Saturday, May 21, 2011

Ambushed

Teacher appreciation week is overwhelming!!

Everyday my students were bringing in gifts, and I just did NOT know what to do with myself. I am their preschool teacher. I mean, I personally value my time with them, but some of these parents went WAY above and WAY beyond with their outpouring of love and appreciation. I wish my camera was working so I could take a picture of my bounty.

13 kids brought me flowers. For a one bedroom apartment, that's a LOT of flowers!! It was quite interesting getting them all home too. Some of them are still at work because I just could not get them all safely transported.

I got cookbooks, gift cards, flip flops (these people know me well!), baked goods, storybooks, craft supplies, and a wide variety of other gift items. It was unbelievable. On Friday right before class was ending, all of the parents of my 4s class showed up to bless me with a gift basket and to say thank you. It was very kind. The kids were so cute because they thought it was my birthday each day. One little boy kept asking, "How old are you now, Miss Rodriguez?" He did not understand why I was getting so many presents if it was not my birthday!

Yesterday was also our West Fest carnival. The school sets up a carnival for the elementary students. My cheerleaders had 2 booths. Most of the other athletic teams had booths, as did clubs, classes, and ministries of the school. It was super fun! And totally sunny. I got sunburned!! I tried to get all of my preschoolers to come, and I saw SO MANY of them. It was wonderful. Some of them are genuinely confused to see me outside of my classroom, but most of them were genuinely excited to see their teacher dressed like a cowgirl at the carnival.

We have 3 weeks of school left.
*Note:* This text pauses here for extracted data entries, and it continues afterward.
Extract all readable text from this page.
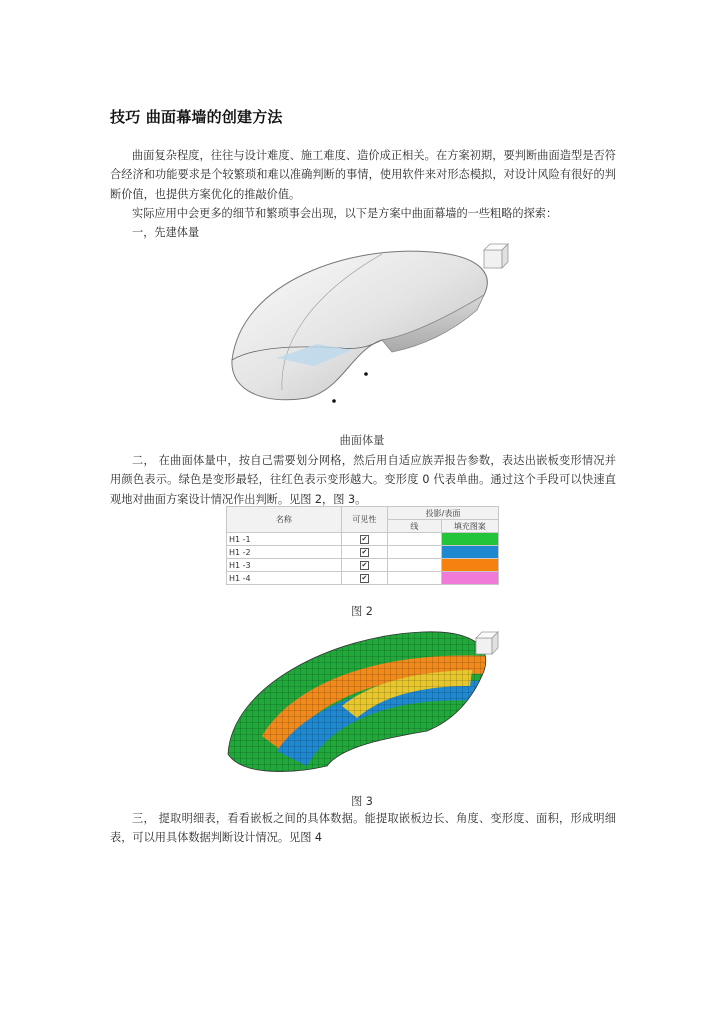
技巧 曲面幕墙的创建方法
曲面复杂程度，往往与设计难度、施工难度、造价成正相关。在方案初期，要判断曲面造型是否符合经济和功能要求是个较繁琐和难以准确判断的事情，使用软件来对形态模拟，对设计风险有很好的判断价值，也提供方案优化的推敲价值。
实际应用中会更多的细节和繁琐事会出现，以下是方案中曲面幕墙的一些粗略的探索：
一，先建体量
曲面体量
二， 在曲面体量中，按自己需要划分网格，然后用自适应族弄报告参数，表达出嵌板变形情况并用颜色表示。绿色是变形最轻，往红色表示变形越大。变形度 0 代表单曲。通过这个手段可以快速直观地对曲面方案设计情况作出判断。见图 2，图 3。
名称	可见性	投影/表面	
		线	填充图案
H1 -1	✔		
H1 -2	✔		
H1 -3	✔		
H1 -4	✔		
图 2
图 3
三， 提取明细表，看看嵌板之间的具体数据。能提取嵌板边长、角度、变形度、面积，形成明细表，可以用具体数据判断设计情况。见图 4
I'll see my 3s class 6 more times, and my 4s class 8 more times. When I think about it like that- it's unreal. My time with them is dwindling fast. Don't get me wrong: I'm PUMPED for summer!! I will, however, deeply miss their hugs and laughter. When I think about saying bye to those in my 4s class who are changing schools, I easily get tears in my eyes. June 10th will be filled with bittersweet emotions.
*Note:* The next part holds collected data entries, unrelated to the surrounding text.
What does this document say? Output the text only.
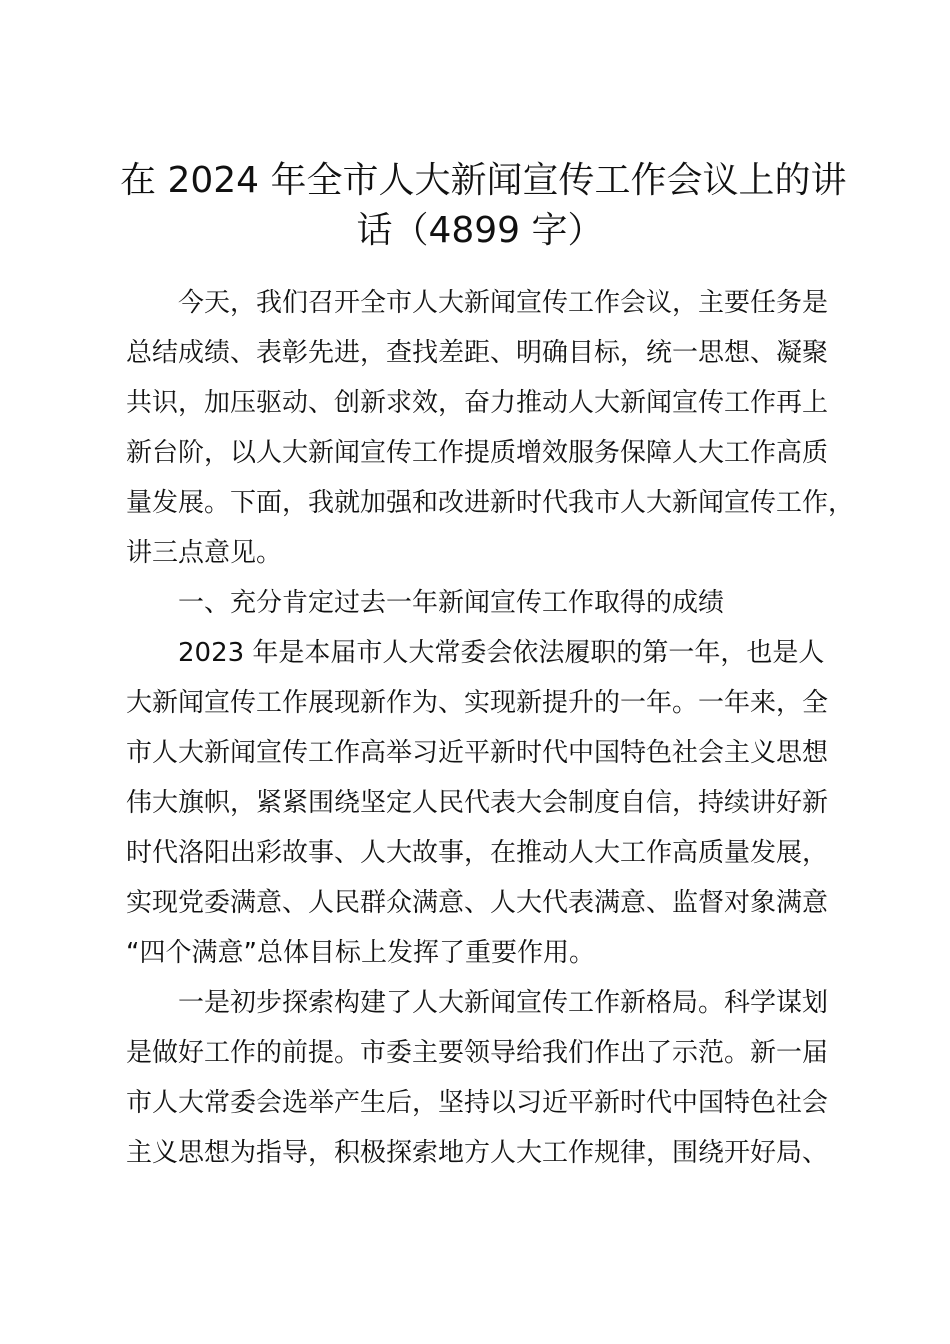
在 2024 年全市人大新闻宣传工作会议上的讲
话（4899 字）

今天，我们召开全市人大新闻宣传工作会议，主要任务是

总结成绩、表彰先进，查找差距、明确目标，统一思想、凝聚

共识，加压驱动、创新求效，奋力推动人大新闻宣传工作再上

新台阶，以人大新闻宣传工作提质增效服务保障人大工作高质

量发展。下面，我就加强和改进新时代我市人大新闻宣传工作，

讲三点意见。

一、充分肯定过去一年新闻宣传工作取得的成绩

2023 年是本届市人大常委会依法履职的第一年，也是人

大新闻宣传工作展现新作为、实现新提升的一年。一年来，全

市人大新闻宣传工作高举习近平新时代中国特色社会主义思想

伟大旗帜，紧紧围绕坚定人民代表大会制度自信，持续讲好新

时代洛阳出彩故事、人大故事，在推动人大工作高质量发展，

实现党委满意、人民群众满意、人大代表满意、监督对象满意

“四个满意”总体目标上发挥了重要作用。

一是初步探索构建了人大新闻宣传工作新格局。科学谋划

是做好工作的前提。市委主要领导给我们作出了示范。新一届

市人大常委会选举产生后，坚持以习近平新时代中国特色社会

主义思想为指导，积极探索地方人大工作规律，围绕开好局、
I love my kids so very much. It makes me sad that some of my little ones will go into kindergarten, and their teacher may not love Jesus. I want them to keep memorizing Scripture and praying before school starts, but I know this cannot be for some of them. I'm already praying that God cultivates what's been deposited in their hearts, and that they can continue to know the love of their Father.
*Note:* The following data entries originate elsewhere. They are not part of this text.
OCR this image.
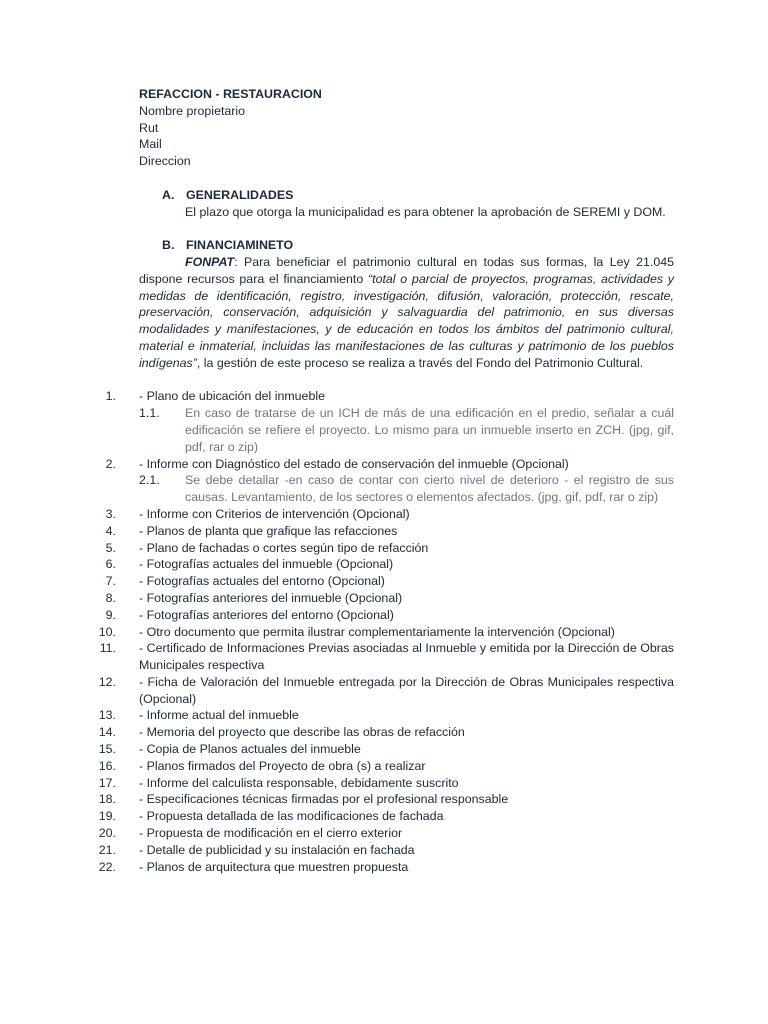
REFACCION - RESTAURACION
Nombre propietario
Rut
Mail
Direccion
A. GENERALIDADES
El plazo que otorga la municipalidad es para obtener la aprobación de SEREMI y DOM.
B. FINANCIAMINETO
FONPAT: Para beneficiar el patrimonio cultural en todas sus formas, la Ley 21.045 dispone recursos para el financiamiento “total o parcial de proyectos, programas, actividades y medidas de identificación, registro, investigación, difusión, valoración, protección, rescate, preservación, conservación, adquisición y salvaguardia del patrimonio, en sus diversas modalidades y manifestaciones, y de educación en todos los ámbitos del patrimonio cultural, material e inmaterial, incluidas las manifestaciones de las culturas y patrimonio de los pueblos indígenas”, la gestión de este proceso se realiza a través del Fondo del Patrimonio Cultural.
1. - Plano de ubicación del inmueble
1.1.	En caso de tratarse de un ICH de más de una edificación en el predio, señalar a cuál edificación se refiere el proyecto. Lo mismo para un inmueble inserto en ZCH. (jpg, gif, pdf, rar o zip)
2. - Informe con Diagnóstico del estado de conservación del inmueble (Opcional)
2.1.	Se debe detallar -en caso de contar con cierto nivel de deterioro - el registro de sus causas. Levantamiento, de los sectores o elementos afectados. (jpg, gif, pdf, rar o zip)
3. - Informe con Criterios de intervención (Opcional)
4. - Planos de planta que grafique las refacciones
5. - Plano de fachadas o cortes según tipo de refacción
6. - Fotografías actuales del inmueble (Opcional)
7. - Fotografías actuales del entorno (Opcional)
8. - Fotografías anteriores del inmueble (Opcional)
9. - Fotografías anteriores del entorno (Opcional)
10. - Otro documento que permita ilustrar complementariamente la intervención (Opcional)
11. - Certificado de Informaciones Previas asociadas al Inmueble y emitida por la Dirección de Obras Municipales respectiva
12. - Ficha de Valoración del Inmueble entregada por la Dirección de Obras Municipales respectiva (Opcional)
13. - Informe actual del inmueble
14. - Memoria del proyecto que describe las obras de refacción
15. - Copia de Planos actuales del inmueble
16. - Planos firmados del Proyecto de obra (s) a realizar
17. - Informe del calculista responsable, debidamente suscrito
18. - Especificaciones técnicas firmadas por el profesional responsable
19. - Propuesta detallada de las modificaciones de fachada
20. - Propuesta de modificación en el cierro exterior
21. - Detalle de publicidad y su instalación en fachada
22. - Planos de arquitectura que muestren propuesta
I do hope we love our time together. I'm reminded of my desire for my Thailand kids to just be really well behaved for the last couple of weeks, so I didn't have to discipline them. I have similar sentiments. Can't we all just get along for the next 3 weeks?! Can we laugh a lot and disobey less? Can you hug me tightly and listen the first time? Please?

I am amazed at how much I love these kids. Teachers who have been teaching for years and years- how do you do this?